The rate of children whom discontinued SMC due to AEs is relatively low, suggesting that most children and their parents are willing to continue treatment despite the occurrence of minor AEs. This was consistent with the findings of several studies, which have shown that the overall tolerability of SMC is acceptable, and that discontinuations are rare [1] [8] [13].

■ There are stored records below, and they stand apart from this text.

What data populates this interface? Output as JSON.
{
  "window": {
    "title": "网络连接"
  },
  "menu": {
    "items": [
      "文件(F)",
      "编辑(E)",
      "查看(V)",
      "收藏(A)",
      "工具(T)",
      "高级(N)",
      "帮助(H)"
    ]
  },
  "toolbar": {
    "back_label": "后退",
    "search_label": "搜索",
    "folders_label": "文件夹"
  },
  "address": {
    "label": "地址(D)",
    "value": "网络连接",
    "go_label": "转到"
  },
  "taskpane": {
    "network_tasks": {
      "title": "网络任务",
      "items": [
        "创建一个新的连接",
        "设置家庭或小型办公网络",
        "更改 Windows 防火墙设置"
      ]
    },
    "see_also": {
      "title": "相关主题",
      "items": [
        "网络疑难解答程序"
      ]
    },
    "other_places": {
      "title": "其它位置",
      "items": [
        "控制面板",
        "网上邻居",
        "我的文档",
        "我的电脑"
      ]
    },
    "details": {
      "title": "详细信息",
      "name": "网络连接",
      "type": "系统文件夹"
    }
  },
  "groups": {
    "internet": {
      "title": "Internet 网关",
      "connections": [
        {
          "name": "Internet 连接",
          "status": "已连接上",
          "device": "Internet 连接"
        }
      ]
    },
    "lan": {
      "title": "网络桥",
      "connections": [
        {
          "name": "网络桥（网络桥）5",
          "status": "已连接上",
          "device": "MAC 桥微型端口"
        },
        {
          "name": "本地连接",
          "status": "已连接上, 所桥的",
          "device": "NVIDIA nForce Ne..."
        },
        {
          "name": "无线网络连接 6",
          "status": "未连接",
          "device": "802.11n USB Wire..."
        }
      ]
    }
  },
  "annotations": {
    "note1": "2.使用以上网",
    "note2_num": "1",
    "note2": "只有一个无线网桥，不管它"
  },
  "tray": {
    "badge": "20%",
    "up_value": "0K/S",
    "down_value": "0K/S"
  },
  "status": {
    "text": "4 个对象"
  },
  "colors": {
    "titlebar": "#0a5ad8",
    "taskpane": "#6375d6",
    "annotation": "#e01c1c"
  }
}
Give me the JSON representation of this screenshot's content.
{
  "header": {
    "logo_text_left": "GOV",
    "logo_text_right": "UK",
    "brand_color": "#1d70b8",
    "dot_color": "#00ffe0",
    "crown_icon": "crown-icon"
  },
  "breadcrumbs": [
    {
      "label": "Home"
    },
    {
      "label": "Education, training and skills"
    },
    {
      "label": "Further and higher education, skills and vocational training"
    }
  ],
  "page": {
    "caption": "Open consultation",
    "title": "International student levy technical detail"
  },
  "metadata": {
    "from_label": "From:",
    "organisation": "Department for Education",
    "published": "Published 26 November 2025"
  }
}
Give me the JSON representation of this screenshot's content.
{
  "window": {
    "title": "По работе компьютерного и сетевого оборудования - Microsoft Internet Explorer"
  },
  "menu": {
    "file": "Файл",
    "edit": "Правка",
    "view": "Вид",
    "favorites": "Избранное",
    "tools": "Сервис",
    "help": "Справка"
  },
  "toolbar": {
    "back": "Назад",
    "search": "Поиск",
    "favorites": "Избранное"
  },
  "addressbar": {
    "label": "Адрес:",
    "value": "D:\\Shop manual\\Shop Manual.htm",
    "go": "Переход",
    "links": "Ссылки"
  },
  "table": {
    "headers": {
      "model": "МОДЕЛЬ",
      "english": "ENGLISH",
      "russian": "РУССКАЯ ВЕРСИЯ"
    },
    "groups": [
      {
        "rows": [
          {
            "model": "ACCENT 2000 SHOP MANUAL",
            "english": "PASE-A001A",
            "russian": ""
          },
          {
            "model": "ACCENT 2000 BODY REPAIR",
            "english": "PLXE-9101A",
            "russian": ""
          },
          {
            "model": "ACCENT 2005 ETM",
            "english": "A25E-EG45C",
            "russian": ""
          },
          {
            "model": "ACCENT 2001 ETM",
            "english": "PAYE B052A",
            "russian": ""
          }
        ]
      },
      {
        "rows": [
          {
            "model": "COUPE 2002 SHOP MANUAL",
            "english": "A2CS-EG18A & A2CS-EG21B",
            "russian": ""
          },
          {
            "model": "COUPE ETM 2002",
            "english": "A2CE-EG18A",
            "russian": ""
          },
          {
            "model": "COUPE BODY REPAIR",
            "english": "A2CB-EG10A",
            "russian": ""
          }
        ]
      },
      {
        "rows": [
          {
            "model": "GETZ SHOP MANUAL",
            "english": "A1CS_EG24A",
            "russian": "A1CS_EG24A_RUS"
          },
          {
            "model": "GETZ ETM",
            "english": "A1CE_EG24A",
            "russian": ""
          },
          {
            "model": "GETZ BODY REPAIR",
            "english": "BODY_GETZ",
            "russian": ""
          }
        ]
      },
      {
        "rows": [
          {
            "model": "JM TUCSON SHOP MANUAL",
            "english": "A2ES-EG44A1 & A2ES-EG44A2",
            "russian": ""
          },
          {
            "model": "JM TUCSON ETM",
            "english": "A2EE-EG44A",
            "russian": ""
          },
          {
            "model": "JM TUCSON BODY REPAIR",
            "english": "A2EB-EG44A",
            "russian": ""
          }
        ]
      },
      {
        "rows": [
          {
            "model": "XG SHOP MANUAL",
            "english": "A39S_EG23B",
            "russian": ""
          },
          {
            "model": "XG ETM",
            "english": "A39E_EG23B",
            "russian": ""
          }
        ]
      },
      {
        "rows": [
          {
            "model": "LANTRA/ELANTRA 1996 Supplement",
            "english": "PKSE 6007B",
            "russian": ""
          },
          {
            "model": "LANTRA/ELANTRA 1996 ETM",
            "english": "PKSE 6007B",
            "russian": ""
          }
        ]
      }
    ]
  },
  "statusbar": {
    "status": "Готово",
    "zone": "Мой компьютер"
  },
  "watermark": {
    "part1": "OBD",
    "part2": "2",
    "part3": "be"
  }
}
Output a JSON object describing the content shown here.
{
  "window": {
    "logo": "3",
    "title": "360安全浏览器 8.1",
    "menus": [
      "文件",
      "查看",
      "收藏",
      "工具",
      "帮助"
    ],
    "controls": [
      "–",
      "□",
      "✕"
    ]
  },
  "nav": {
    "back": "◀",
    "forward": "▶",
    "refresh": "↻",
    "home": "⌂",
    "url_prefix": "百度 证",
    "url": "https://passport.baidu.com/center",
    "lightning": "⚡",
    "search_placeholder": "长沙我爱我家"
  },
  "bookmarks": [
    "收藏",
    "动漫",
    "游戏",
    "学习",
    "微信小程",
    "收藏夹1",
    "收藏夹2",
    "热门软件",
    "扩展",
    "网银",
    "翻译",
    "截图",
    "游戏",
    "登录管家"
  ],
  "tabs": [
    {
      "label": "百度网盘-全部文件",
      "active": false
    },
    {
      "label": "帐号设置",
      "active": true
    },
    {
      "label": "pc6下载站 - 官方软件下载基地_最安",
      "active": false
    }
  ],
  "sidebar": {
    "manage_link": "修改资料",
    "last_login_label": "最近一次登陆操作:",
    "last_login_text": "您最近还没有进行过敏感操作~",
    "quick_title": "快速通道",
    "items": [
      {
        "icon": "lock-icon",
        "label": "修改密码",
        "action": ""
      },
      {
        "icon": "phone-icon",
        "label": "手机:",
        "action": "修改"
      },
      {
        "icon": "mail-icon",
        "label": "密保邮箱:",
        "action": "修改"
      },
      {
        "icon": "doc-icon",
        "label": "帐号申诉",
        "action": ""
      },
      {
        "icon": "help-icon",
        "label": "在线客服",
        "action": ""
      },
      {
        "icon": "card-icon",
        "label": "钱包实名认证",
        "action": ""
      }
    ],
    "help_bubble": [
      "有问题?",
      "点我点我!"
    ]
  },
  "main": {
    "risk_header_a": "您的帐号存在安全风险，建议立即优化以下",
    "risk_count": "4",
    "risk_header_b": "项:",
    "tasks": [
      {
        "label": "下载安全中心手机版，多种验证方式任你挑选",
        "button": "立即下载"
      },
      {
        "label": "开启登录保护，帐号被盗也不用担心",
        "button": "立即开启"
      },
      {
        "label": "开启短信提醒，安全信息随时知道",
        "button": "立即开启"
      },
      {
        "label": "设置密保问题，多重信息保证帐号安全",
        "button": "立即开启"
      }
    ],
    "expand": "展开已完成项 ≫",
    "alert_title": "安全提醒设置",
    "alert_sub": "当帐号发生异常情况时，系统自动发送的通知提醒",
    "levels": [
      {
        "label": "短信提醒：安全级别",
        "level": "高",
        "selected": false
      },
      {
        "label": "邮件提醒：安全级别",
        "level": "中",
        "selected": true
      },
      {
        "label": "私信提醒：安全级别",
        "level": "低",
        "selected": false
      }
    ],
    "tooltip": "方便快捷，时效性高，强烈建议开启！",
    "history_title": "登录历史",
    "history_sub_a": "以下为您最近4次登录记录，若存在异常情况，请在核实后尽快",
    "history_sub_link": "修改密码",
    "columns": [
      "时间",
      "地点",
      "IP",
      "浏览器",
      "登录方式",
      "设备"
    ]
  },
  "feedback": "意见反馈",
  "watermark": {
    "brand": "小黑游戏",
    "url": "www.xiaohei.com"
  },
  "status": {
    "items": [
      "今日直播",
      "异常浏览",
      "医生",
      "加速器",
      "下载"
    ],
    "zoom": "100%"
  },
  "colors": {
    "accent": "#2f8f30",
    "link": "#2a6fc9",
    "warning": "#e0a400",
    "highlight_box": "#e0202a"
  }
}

The absence of a significant association between the proportion of children discontinuing SMC after vomiting and the proportion discontinuing SMC for other reasons indicates that vomiting is not a primary reason for discontinuation. Studies such as that by Meremikwu et al. have also observed that vomiting, although a common side effect, does not often lead to treatment discontinuation, probably due to the effective management of this symptom by caregivers [19].
Children referred for treatment at a health center were less likely to discontinue treatment than those who were not treated at a health center. This underlines the importance of appropriate medical management in the management of AEs and the prevention of treatment discontinuation. Researchers have shown that early and appropriate interventions by healthcare professionals can improve adherence to treatment by reducing the perceived severity of AEs [20] [24]. The geographical variation in treatment discontinuation highlights the need for targeted awareness programs to inform communities about AEs management and the importance of treatment continuity. The implementation of continuous monitoring and follow-up systems is crucial to detect and manage AEs rapidly, in order to minimize treatment interruptions.
5. Conclusion
Although the prevalence of AEs is notable, most children continue SMC despite these effects, underscoring acceptable treatment tolerance. Adequate medical management plays a crucial role in managing AEs and reducing treatment discontinuation. Regional variations in treatment discontinuation highlight the need for targeted interventions to improve access to care and AEs management. By strengthening health systems and raising community awareness, it is possible to improve treatment adherence and maximize the benefits of SMC in children.